> Sorry for being dense, but I thought one of the main reason for nixos's existence is reproducibilty. I thought they have these kinds of things solved already.
Nixos has the advantage that everything is built in its own sandbox with only its explicitly declared (and hashed) dependencies available, unlike in mainstream distros where it's the full system environment, so in many cases you already get the same binary every time. But this doesn't immediately lead to reproducibility because the build process might be nondeterministic for various packages.
Not sure what you mean by that, the Nix packages that are reproducible have reproducible binaries.
In the Nixos world there isn't really a concept of a "binary/installation package" like in Debian or elsewhere. Everything can be rebuilt from source on any machine, but because everything is hashed, if the official binary caches have already built something with the same inputs, they can just give you the outputs directly. So it's more like memoization than a .deb or something that you install.
Nix is a functional language that builds recipes (derivations) to build stuff, with all the inputs and outputs hashed. If the derivation you want to build has already been built by a cache you trust, the system will just fetch it instead of building locally.
What the Nix reproducability project checks is that the same derivation produces the same output regardless of what machine it's built on.

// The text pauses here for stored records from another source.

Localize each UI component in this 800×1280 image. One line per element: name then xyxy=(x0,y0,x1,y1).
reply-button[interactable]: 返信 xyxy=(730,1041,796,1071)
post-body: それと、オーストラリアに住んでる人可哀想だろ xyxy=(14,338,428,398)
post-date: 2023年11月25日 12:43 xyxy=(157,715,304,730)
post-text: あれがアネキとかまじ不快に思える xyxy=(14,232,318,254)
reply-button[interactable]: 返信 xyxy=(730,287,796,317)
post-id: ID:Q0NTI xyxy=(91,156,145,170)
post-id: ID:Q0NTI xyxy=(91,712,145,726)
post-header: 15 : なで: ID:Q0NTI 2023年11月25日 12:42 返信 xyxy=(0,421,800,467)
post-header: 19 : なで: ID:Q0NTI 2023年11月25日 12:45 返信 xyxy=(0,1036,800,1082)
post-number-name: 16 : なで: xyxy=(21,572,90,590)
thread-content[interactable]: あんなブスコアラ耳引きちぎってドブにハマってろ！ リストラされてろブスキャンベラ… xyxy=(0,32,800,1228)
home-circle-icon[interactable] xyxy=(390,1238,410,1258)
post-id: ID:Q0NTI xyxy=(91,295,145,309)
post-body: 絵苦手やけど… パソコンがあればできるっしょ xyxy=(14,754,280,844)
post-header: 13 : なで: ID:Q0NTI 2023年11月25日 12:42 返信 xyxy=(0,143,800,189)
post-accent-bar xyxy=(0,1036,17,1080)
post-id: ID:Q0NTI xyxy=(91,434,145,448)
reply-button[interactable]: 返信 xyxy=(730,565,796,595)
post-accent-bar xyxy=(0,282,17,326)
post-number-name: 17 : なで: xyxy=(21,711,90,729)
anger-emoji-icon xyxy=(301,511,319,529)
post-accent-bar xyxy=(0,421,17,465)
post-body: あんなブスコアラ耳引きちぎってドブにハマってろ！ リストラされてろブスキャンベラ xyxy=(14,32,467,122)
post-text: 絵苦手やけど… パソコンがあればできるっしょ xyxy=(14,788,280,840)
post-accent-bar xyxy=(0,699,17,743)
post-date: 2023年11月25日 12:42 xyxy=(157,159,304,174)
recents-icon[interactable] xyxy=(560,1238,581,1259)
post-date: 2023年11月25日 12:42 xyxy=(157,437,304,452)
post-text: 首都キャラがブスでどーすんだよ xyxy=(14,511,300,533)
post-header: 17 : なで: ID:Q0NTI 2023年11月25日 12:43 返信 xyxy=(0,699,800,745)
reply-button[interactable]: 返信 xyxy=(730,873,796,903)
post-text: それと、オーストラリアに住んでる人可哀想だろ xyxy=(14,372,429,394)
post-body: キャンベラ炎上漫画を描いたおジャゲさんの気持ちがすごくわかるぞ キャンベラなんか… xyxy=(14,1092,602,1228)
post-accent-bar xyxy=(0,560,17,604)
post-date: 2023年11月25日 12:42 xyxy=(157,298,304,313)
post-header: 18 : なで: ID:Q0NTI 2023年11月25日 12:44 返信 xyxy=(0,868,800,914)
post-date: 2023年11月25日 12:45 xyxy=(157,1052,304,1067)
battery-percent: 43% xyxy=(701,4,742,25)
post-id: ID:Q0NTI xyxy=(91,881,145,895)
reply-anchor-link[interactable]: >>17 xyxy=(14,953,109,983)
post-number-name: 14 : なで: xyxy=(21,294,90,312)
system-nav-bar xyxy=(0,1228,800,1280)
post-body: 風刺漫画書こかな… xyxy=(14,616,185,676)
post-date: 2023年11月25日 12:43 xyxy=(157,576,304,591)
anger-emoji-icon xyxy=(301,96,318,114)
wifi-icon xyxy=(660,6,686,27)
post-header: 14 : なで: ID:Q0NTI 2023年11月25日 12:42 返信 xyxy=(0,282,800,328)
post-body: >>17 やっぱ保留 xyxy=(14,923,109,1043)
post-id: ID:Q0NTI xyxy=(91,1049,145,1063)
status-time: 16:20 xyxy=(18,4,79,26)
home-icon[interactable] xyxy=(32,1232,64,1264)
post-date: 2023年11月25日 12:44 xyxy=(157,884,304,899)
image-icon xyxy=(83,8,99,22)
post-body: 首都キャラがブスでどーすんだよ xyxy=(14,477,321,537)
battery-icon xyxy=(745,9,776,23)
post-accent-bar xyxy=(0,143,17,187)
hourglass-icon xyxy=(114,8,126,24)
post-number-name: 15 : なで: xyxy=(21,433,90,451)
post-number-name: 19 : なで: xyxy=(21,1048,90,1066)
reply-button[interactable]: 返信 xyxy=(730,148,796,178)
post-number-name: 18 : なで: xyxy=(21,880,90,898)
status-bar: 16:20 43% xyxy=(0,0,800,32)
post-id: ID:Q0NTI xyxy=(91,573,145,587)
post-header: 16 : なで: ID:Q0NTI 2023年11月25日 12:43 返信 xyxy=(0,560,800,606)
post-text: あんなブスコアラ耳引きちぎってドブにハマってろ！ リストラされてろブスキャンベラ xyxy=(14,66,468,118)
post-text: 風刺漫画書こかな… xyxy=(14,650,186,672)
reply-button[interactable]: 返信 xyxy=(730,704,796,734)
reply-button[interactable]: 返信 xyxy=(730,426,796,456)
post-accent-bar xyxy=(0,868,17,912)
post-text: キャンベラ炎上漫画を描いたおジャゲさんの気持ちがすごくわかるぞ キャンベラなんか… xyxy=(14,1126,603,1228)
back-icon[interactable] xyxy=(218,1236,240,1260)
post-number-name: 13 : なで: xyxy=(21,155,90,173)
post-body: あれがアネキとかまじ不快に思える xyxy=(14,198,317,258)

> In the Nixos world there isn't really a concept of a "binary/installation package" like in Debian or elsewhere. Everything can be rebuilt from source on any machine
Thats not actually the case. A derivation is just an abstract concept that combines a hash with a "thing". Here is an example [1] of a pre-compiled mono binary that gets downloaded and installed (after patching paths).
> unlike in mainstream distros where it's the full system environment
Usually packages are built in an environment which has only a minimal base system plus the package's explicitly dependencies. They don't have random unnecessary packages installed.
Nixos has the advantage that everything is built in its own sandbox with only its explicitly declared (and hashed) dependencies available, unlike in mainstream distros where it's the full system environment, so in many cases you already get the same binary every time. But this doesn't immediately lead to reproducibility because the build process might be nondeterministic for various packages.